As it is presently constructed, the American health care system is predicated on the pernicious idea that good health care is a privilege. Meanwhile, medical students, residents, and other interlopers regard observing patients’ doctor’s visits to be their right, regardless of whether or not the patient’s consent has been obtained. This dichotomy embodies the egregious inequality inherent in the two-tier system, and is indicative of a complete inversion of the way any humane health care system must be ideologically oriented.
The subject of physician shadowing is inextricably linked with unfettered capitalism and the neoliberal project, where the privileged few have a vast array of options in regards to where and with whom they can seek care, while the under-insured masses can spend countless hours – sometimes in vain – searching for the appropriate specialist that takes their insurance. If an under-insured patient is able to find a specialist that takes their insurance, they often fall prey to the scourge of nonconsensual physician shadowing, as they can be coerced into becoming a medical model and teaching tool without their consent.
Physician shadowing must never be done without the patient’s consent, as this constitutes an egregious violation of medical ethics, patient privacy, and the patient’s moral right to meet with a physician in private should they choose to do so.
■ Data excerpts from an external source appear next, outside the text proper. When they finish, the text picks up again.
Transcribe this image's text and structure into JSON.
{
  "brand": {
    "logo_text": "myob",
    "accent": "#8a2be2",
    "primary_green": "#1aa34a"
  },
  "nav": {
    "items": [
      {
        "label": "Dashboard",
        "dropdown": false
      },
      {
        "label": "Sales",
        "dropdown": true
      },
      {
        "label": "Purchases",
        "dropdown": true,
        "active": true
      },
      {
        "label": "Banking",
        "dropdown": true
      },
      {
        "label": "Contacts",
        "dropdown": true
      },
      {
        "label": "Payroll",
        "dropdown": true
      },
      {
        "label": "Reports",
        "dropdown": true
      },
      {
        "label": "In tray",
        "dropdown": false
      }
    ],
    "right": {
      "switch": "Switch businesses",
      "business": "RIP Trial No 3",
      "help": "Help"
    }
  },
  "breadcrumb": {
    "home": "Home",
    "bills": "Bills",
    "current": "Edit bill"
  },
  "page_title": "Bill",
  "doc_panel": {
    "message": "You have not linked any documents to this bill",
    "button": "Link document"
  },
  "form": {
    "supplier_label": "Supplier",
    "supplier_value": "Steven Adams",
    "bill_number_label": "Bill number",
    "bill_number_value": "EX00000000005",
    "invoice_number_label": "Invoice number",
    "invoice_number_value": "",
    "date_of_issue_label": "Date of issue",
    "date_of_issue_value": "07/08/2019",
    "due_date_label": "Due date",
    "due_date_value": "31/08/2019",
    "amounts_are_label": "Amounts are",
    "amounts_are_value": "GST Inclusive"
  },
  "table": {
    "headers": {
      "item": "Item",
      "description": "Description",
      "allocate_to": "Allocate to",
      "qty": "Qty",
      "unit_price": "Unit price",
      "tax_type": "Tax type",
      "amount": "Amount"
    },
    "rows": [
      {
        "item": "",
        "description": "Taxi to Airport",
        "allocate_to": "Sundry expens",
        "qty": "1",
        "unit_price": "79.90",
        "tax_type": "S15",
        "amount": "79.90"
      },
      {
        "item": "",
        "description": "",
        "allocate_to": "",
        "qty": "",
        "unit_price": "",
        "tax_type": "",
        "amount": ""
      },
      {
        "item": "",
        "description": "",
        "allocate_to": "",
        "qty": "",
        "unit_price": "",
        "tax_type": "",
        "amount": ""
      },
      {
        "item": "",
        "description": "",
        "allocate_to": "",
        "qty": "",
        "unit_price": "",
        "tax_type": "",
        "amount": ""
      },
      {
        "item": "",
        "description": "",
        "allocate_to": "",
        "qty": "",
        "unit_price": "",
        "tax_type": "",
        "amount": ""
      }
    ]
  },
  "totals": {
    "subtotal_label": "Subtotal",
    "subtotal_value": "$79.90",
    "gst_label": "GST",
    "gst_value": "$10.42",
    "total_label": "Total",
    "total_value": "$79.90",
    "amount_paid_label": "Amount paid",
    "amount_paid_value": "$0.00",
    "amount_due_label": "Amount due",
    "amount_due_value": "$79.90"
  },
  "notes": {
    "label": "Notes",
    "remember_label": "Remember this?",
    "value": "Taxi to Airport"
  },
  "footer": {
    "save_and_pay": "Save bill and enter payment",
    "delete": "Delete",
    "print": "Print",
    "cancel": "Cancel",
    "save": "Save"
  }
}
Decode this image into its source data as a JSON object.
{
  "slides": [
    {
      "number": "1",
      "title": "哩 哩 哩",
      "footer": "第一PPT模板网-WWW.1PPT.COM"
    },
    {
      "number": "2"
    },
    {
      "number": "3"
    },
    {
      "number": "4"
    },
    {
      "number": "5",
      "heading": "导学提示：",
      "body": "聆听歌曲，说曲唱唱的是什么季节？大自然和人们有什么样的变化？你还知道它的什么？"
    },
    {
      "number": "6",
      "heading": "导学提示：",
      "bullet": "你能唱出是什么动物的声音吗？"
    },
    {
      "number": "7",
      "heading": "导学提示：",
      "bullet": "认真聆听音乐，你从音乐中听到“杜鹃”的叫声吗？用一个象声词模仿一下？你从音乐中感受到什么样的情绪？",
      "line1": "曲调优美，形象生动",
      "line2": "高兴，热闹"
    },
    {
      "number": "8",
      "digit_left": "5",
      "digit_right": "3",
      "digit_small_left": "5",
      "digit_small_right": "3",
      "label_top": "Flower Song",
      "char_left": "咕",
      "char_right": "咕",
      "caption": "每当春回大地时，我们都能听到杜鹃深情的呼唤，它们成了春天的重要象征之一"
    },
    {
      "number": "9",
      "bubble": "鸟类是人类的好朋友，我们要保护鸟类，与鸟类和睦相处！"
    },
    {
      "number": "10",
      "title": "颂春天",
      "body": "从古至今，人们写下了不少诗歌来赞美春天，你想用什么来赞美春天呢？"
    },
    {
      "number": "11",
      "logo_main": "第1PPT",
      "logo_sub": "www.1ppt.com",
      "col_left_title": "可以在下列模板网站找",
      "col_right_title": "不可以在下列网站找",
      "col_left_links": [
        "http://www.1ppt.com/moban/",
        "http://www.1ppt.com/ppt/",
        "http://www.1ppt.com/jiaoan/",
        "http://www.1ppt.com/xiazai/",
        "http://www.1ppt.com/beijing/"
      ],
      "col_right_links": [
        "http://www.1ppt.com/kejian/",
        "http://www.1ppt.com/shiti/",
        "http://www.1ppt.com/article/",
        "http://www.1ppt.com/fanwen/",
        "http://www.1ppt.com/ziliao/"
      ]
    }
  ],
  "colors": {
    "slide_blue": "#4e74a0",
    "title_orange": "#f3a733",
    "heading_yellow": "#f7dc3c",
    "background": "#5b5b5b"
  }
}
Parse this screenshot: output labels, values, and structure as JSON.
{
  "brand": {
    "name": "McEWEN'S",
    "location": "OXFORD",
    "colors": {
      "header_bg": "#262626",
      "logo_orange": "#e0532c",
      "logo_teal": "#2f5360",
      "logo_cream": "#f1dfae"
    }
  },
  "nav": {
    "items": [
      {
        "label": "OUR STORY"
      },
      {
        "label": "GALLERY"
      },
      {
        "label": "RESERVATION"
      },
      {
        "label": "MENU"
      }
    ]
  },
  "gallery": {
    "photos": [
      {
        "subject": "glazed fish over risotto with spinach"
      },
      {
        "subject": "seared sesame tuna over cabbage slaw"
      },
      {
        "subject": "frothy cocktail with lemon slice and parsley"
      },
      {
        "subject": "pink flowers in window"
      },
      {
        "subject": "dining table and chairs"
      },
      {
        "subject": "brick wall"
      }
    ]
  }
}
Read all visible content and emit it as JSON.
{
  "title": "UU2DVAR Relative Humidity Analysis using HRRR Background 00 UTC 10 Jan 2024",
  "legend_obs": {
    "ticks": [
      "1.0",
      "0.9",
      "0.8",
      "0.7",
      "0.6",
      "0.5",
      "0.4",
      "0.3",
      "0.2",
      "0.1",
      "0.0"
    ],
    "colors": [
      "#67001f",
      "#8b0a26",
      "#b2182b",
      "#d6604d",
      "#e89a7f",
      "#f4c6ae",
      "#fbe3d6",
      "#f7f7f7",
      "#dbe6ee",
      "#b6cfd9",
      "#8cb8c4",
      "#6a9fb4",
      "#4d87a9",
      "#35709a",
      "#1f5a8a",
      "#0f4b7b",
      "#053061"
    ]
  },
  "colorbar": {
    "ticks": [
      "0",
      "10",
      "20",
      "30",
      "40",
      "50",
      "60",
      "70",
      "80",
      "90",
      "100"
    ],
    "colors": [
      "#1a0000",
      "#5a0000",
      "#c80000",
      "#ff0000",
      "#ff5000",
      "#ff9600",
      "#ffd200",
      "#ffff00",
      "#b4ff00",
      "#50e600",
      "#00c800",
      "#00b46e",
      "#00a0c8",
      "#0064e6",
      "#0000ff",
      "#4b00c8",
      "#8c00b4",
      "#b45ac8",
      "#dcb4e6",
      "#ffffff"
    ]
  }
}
Moreover, once a patient feels that their trust in the system has been violated, it will be extremely difficult, if not impossible, to ever fully restore it.
While a great deal of lip service is paid to “privacy,” “consent,” and “the doctor–patient relationship” in American teaching hospitals, all of these things are summarily jettisoned once medical students and residents get inculcated with the idea that it is acceptable to shadow a physician regardless of whether or not the patient’s consent has been obtained. In actuality, physician shadowing is a privilege that can be granted by one person, and one person only: the patient.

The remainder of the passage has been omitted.